I am sure that I had saved ds1.feather into feather format, as I used write_feather to save it. I do not know why open_dataset could not read the .feather file correctly...
Session_info:
> sessionInfo()
R version 4.2.2 (2022-10-31 ucrt)
Platform: x86_64-w64-mingw32/x64 (64-bit)

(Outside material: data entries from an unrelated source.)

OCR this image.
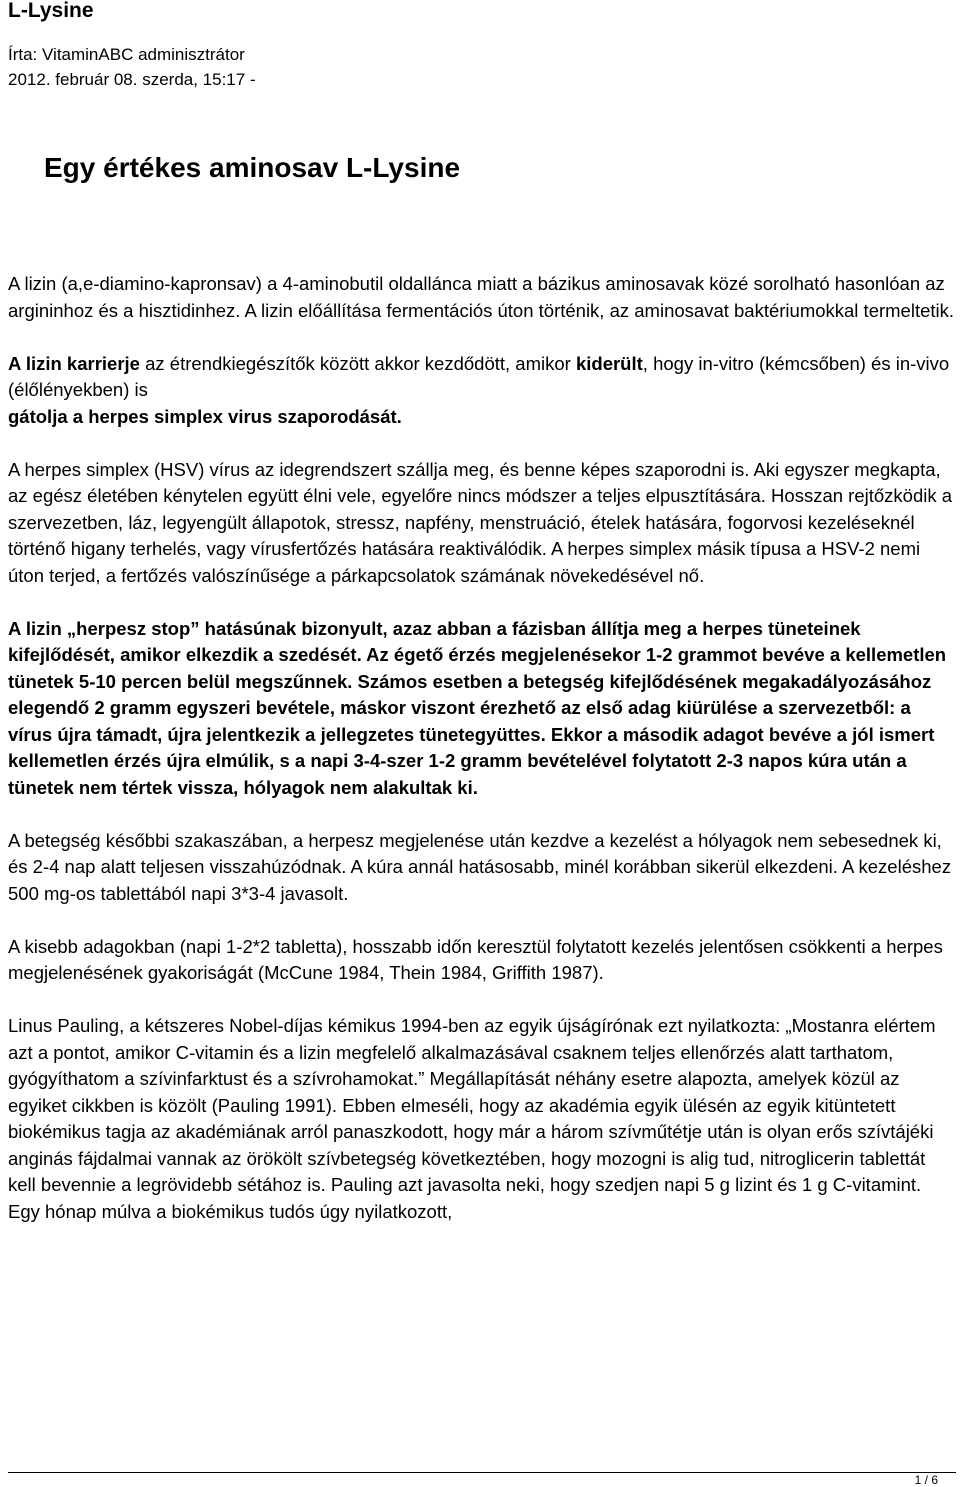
L-Lysine
Írta: VitaminABC adminisztrátor
2012. február 08. szerda, 15:17 -
Egy értékes aminosav L-Lysine

A lizin (a,e-diamino-kapronsav) a 4-aminobutil oldallánca miatt a bázikus aminosavak közé sorolható hasonlóan az argininhoz és a hisztidinhez. A lizin előállítása fermentációs úton történik, az aminosavat baktériumokkal termeltetik.

A lizin karrierje az étrendkiegészítők között akkor kezdődött, amikor kiderült, hogy in-vitro (kémcsőben) és in-vivo (élőlényekben) is
gátolja a herpes simplex virus szaporodását.

A herpes simplex (HSV) vírus az idegrendszert szállja meg, és benne képes szaporodni is. Aki egyszer megkapta, az egész életében kénytelen együtt élni vele, egyelőre nincs módszer a teljes elpusztítására. Hosszan rejtőzködik a szervezetben, láz, legyengült állapotok, stressz, napfény, menstruáció, ételek hatására, fogorvosi kezeléseknél történő higany terhelés, vagy vírusfertőzés hatására reaktiválódik. A herpes simplex másik típusa a HSV-2 nemi úton terjed, a fertőzés valószínűsége a párkapcsolatok számának növekedésével nő.

A lizin „herpesz stop” hatásúnak bizonyult, azaz abban a fázisban állítja meg a herpes tüneteinek kifejlődését, amikor elkezdik a szedését. Az égető érzés megjelenésekor 1-2 grammot bevéve a kellemetlen tünetek 5-10 percen belül megszűnnek. Számos esetben a betegség kifejlődésének megakadályozásához elegendő 2 gramm egyszeri bevétele, máskor viszont érezhető az első adag kiürülése a szervezetből: a vírus újra támadt, újra jelentkezik a jellegzetes tünetegyüttes. Ekkor a második adagot bevéve a jól ismert kellemetlen érzés újra elmúlik, s a napi 3-4-szer 1-2 gramm bevételével folytatott 2-3 napos kúra után a tünetek nem tértek vissza, hólyagok nem alakultak ki.

A betegség későbbi szakaszában, a herpesz megjelenése után kezdve a kezelést a hólyagok nem sebesednek ki, és 2-4 nap alatt teljesen visszahúzódnak. A kúra annál hatásosabb, minél korábban sikerül elkezdeni. A kezeléshez 500 mg-os tablettából napi 3*3-4 javasolt.

A kisebb adagokban (napi 1-2*2 tabletta), hosszabb időn keresztül folytatott kezelés jelentősen csökkenti a herpes megjelenésének gyakoriságát (McCune 1984, Thein 1984, Griffith 1987).

Linus Pauling, a kétszeres Nobel-díjas kémikus 1994-ben az egyik újságírónak ezt nyilatkozta: „Mostanra elértem azt a pontot, amikor C-vitamin és a lizin megfelelő alkalmazásával csaknem teljes ellenőrzés alatt tarthatom, gyógyíthatom a szívinfarktust és a szívrohamokat.” Megállapítását néhány esetre alapozta, amelyek közül az egyiket cikkben is közölt (Pauling 1991). Ebben elmeséli, hogy az akadémia egyik ülésén az egyik kitüntetett biokémikus tagja az akadémiának arról panaszkodott, hogy már a három szívműtétje után is olyan erős szívtájéki anginás fájdalmai vannak az örökölt szívbetegség következtében, hogy mozogni is alig tud, nitroglicerin tablettát kell bevennie a legrövidebb sétához is. Pauling azt javasolta neki, hogy szedjen napi 5 g lizint és 1 g C-vitamint. Egy hónap múlva a biokémikus tudós úgy nyilatkozott,

1 / 6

Running under: Windows 10 x64 (build 19045)
Matrix products: default
locale:
#I deleted due to privacy
attached base packages:
[1] stats graphics grDevices utils datasets methods base
other attached packages:
[1] feather_0.3.5 vctrs_0.5.2 data.table_1.14.8 arrow_11.0.0.2 magrittr_2.0.3 lubridate_1.9.2 forcats_1.0.0 stringr_1.5.0
[9] dplyr_1.1.0 purrr_1.0.1 readr_2.1.4 tidyr_1.3.0 tibble_3.1.8 ggplot2_3.4.1 tidyverse_2.0.0 readxl_1.4.2
loaded via a namespace (and not attached):
[1] Rcpp_1.0.10 santoku_0.9.0 lattice_0.20-45 assertthat_0.2.1 digest_0.6.31 utf8_1.2.3
[7] R6_2.5.1 cellranger_1.1.0 plyr_1.8.8 repr_1.1.6 extraInserts_0.0.0.9003 backports_1.4.1
[13] evaluate_0.20 pillar_1.8.1 rlang_1.0.6 rstudioapi_0.14 checkmate_2.1.0 rmarkdown_2.20
[19] htmlwidgets_1.6.1 bit_4.0.5 munsell_0.5.0 compiler_4.2.2 metR_0.13.0 janitor_2.2.0
[25] xfun_0.37 base64enc_0.1-3 pkgconfig_2.0.3 lemon_0.4.6 htmltools_0.5.4 tidyselect_1.2.0
[31] gridExtra_2.3 fansi_1.0.4 viridisLite_0.4.1 withr_2.5.0 tzdb_0.3.0 grid_4.2.2
[37] jsonlite_1.8.4 gtable_0.3.1 lifecycle_1.0.3 scales_1.2.1 zip_2.2.2 cli_3.6.0
[43] stringi_1.7.12 cachem_1.0.6 viridis_0.6.2 snakecase_0.11.0 skimr_2.1.5 ellipsis_0.3.2
[49] generics_0.1.3 openxlsx_4.2.5.2 ggeasy_0.1.3 tools_4.2.2 bit64_4.0.5 glue_1.6.2
[55] hms_1.1.2 fastmap_1.1.0 yaml_2.3.7 timechange_0.2.0 colorspace_2.1-0 memoise_2.0.1
The version of arrow that I used:
> arrow::arrow_info()
Arrow package version: 11.0.0.2
Capabilities:
dataset TRUE
substrait FALSE
parquet TRUE
json TRUE
s3 TRUE
gcs TRUE
utf8proc TRUE
re2 TRUE
snappy TRUE
gzip TRUE
brotli TRUE
zstd TRUE
lz4 TRUE
lz4_frame TRUE
lzo FALSE
bz2 TRUE
jemalloc FALSE
mimalloc TRUE
Arrow options():
arrow.use_threads FALSE
Memory:
Allocator mimalloc
Current 8.21 Gb
Max 11.12 Gb
Runtime:
SIMD Level avx512
Detected SIMD Level avx512
Build:
C++ Library Version 11.0.0
C++ Compiler GNU
C++ Compiler Version 10.3.0
Git ID 58286965ec6974f700ff9fe3f7dcbe56095878d7
The size of these feather files are 4gb and 1gb.